A swap does involve serious risks. The
fees for breaking a swap agreement can be
devastating. The exact size of the fee
depends upon interest rates at the time
the swap contract is broken. If floating
rates are high and the investor is making
lots of money from the swap, the borrower
may have to pay the maximum fee of up
to 25 percent of the size of the loan.
Also, swap contracts often are
extended to cover the 15-year permanent
period of a tax-exempt loan as well as the
construction period. In this case, the swap
would make it more complicated to eventually
refinance the property, because the
swap contract is connected to the original
financing. If the borrower eventually
defaults on the loan, that would break the
swap contract and trigger the fees.
Conservative borrowers choose fixed-rate bonds
The other half of the developers that
use tax-exempt bond financing take out
fixed-rate loans funded by fixed-rate
bonds. It’s much simpler that way, said
Kemper.
With a fixed-rate bond loan, the borrower
gets the security of a fixed interest
rate without having to go through the extra
complexity of a swap, though the fixed-rate
bond loan will be more expensive.
For small nonprofits using tax-exempt
bond financing to renovate aging
affordable housing properties, the simplicity
of a fixed interest rate bond loan is
worth the cost. Many of these developers
have a hard enough time becoming comfortable
with low-income housing tax
credits, without trying to weigh the risks
of swaps, said Bill Kelly, president of
Stewards of Affordable Housing for the
Future, an advocacy group.
Few Takers for Private-Placement Deals
Developers are turning away from private-placement tax-exempt bond mortgages, said
Timothy Kemper, managing principal for the Atlanta office of Reznick Group.

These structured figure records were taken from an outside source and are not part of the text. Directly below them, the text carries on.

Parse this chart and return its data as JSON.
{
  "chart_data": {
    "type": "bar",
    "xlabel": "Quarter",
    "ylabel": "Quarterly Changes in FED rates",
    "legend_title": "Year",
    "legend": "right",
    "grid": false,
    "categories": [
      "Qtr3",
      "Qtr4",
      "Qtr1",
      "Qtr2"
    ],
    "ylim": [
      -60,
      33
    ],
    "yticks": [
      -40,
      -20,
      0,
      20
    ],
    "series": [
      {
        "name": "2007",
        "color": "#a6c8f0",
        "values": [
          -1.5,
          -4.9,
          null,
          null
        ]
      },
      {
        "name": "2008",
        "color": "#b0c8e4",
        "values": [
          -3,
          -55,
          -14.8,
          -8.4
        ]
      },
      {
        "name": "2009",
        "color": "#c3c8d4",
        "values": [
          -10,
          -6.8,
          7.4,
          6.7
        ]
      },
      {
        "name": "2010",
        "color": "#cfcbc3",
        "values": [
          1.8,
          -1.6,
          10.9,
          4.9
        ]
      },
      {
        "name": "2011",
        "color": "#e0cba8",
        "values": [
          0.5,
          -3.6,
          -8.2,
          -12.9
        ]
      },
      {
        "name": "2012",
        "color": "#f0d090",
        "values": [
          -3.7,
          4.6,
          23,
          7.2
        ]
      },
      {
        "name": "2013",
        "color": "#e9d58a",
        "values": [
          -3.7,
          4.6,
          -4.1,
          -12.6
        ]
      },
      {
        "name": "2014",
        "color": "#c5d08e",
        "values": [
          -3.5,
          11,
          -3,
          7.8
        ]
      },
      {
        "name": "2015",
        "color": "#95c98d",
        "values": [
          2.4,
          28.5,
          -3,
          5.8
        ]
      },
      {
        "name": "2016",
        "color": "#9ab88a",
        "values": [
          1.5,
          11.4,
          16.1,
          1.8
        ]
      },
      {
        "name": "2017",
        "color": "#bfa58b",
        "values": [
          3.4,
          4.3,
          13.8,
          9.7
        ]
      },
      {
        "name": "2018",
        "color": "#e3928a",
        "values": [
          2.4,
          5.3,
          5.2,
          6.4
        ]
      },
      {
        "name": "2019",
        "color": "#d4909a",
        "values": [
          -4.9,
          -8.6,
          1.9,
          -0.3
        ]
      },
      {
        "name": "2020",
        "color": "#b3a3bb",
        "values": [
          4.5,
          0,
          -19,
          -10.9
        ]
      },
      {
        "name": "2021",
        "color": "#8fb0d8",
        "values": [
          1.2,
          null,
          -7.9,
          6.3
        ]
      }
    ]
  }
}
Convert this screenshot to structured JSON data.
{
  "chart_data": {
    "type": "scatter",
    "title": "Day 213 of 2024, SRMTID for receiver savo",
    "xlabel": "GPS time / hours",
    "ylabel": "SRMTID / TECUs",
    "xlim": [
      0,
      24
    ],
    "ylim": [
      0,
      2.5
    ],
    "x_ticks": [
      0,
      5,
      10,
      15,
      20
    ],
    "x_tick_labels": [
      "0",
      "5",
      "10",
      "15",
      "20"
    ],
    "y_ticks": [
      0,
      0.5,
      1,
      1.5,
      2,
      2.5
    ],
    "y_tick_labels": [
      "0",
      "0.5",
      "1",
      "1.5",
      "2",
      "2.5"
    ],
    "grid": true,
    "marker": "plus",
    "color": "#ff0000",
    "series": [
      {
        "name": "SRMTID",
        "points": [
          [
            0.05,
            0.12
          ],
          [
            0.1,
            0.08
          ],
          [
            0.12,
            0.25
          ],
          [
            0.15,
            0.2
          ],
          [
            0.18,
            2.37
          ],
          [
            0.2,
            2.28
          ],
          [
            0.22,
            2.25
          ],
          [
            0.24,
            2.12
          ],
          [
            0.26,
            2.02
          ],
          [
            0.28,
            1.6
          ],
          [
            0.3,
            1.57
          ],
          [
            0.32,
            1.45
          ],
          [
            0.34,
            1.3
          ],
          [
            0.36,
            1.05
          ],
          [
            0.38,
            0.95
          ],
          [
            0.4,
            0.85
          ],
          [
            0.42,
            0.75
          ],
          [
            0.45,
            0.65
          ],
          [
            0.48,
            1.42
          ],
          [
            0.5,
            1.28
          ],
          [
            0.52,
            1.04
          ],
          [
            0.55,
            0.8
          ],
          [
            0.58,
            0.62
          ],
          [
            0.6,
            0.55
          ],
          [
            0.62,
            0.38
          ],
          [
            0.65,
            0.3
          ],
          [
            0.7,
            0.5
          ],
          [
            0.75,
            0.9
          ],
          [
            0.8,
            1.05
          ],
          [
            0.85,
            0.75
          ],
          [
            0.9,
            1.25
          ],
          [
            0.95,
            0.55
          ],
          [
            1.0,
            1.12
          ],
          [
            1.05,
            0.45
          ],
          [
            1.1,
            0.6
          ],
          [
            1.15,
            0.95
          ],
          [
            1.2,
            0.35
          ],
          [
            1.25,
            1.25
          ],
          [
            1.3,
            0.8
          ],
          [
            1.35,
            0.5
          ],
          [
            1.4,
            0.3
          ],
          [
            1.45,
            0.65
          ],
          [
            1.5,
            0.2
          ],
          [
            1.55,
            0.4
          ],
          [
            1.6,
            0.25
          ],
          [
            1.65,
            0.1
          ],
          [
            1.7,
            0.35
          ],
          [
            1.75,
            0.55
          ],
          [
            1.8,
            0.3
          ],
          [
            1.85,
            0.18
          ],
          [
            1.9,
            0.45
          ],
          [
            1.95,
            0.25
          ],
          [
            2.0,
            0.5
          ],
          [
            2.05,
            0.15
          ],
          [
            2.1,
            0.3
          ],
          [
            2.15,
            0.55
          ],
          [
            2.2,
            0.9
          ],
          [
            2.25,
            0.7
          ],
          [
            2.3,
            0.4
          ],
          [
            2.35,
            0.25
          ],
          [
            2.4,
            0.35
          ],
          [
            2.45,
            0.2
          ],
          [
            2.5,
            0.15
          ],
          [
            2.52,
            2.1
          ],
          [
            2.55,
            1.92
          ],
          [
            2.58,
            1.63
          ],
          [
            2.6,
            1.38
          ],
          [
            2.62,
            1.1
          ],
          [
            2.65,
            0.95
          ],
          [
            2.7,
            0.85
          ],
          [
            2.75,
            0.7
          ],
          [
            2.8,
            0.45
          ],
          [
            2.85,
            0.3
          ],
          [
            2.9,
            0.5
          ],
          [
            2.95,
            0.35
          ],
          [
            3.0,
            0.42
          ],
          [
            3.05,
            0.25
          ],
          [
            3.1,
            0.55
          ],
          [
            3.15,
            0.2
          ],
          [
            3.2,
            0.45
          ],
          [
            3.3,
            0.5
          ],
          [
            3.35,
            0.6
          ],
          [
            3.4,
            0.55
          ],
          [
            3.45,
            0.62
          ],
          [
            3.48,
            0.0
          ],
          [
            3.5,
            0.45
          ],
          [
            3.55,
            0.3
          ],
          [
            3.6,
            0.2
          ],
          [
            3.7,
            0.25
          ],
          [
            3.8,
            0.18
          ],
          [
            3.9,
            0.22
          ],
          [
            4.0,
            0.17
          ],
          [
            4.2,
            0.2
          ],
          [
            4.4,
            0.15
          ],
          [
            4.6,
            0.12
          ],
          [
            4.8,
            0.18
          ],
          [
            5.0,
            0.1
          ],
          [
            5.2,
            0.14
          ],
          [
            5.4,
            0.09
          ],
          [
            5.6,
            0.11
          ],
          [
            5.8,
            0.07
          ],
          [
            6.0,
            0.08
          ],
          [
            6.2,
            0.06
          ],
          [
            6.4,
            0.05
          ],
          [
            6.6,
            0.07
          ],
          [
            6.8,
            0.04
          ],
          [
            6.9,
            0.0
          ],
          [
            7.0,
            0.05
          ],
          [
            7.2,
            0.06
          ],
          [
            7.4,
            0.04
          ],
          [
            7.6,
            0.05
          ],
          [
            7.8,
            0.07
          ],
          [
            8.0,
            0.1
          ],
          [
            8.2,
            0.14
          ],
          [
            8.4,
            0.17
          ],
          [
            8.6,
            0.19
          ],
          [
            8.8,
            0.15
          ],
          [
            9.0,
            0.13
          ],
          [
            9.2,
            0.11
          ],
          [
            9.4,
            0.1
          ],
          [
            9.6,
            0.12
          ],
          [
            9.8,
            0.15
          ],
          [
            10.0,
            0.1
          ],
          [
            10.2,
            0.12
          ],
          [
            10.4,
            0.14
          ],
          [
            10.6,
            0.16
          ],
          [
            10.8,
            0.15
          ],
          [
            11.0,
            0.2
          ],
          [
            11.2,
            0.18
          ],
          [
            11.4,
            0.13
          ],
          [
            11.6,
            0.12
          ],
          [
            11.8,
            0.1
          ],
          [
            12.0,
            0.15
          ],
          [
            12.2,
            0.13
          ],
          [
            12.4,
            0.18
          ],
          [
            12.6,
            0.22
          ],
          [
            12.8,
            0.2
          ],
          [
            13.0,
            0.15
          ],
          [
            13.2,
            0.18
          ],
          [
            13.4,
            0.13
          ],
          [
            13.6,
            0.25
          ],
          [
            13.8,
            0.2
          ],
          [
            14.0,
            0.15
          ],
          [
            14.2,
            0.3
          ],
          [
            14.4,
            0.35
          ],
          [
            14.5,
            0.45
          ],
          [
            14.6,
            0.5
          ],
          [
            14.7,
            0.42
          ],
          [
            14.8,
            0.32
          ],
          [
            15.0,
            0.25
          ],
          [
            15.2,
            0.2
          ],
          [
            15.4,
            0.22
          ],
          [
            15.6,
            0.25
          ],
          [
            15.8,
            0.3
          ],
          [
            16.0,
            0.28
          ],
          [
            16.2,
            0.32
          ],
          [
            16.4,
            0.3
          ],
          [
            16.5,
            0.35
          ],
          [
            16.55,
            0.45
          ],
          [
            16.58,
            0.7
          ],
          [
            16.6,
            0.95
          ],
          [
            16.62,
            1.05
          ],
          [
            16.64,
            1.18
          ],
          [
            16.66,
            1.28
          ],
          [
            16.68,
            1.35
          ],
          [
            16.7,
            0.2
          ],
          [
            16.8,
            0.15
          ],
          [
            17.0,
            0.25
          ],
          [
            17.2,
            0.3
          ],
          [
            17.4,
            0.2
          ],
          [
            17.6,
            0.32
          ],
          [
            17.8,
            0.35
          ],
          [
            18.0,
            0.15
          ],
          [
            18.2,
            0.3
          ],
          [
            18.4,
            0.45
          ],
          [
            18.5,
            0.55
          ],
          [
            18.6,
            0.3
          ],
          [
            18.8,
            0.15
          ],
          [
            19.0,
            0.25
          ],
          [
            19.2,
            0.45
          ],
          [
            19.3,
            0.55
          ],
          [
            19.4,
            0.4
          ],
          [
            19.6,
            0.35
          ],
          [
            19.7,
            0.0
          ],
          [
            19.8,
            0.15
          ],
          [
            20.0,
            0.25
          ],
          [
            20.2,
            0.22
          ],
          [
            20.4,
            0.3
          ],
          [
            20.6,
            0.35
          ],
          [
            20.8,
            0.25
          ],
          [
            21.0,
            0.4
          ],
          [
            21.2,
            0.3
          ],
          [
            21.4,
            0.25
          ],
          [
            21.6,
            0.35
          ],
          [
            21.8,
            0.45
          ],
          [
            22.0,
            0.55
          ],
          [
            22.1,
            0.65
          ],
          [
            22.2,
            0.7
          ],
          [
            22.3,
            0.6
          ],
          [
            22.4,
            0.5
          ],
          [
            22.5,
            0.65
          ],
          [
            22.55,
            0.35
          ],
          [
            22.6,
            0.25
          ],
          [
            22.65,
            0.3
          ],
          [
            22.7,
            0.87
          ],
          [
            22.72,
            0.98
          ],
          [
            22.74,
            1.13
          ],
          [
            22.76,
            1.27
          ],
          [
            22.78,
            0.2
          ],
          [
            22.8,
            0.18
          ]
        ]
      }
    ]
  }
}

Private-placement deals offer borrowers fixed-rate tax-exempt financing with lower
transaction costs, which otherwise would total from 3 percent to 5 percent of the loan
amount. However, interest rates for these loans have become uncompetitive as the small
universe of banks and institutions that once purchased private-placement bonds have lost
interest. Many banks have little use for tax-exempt bonds now that losses have shrunk
their tax bills for the year to zero, said Kemper.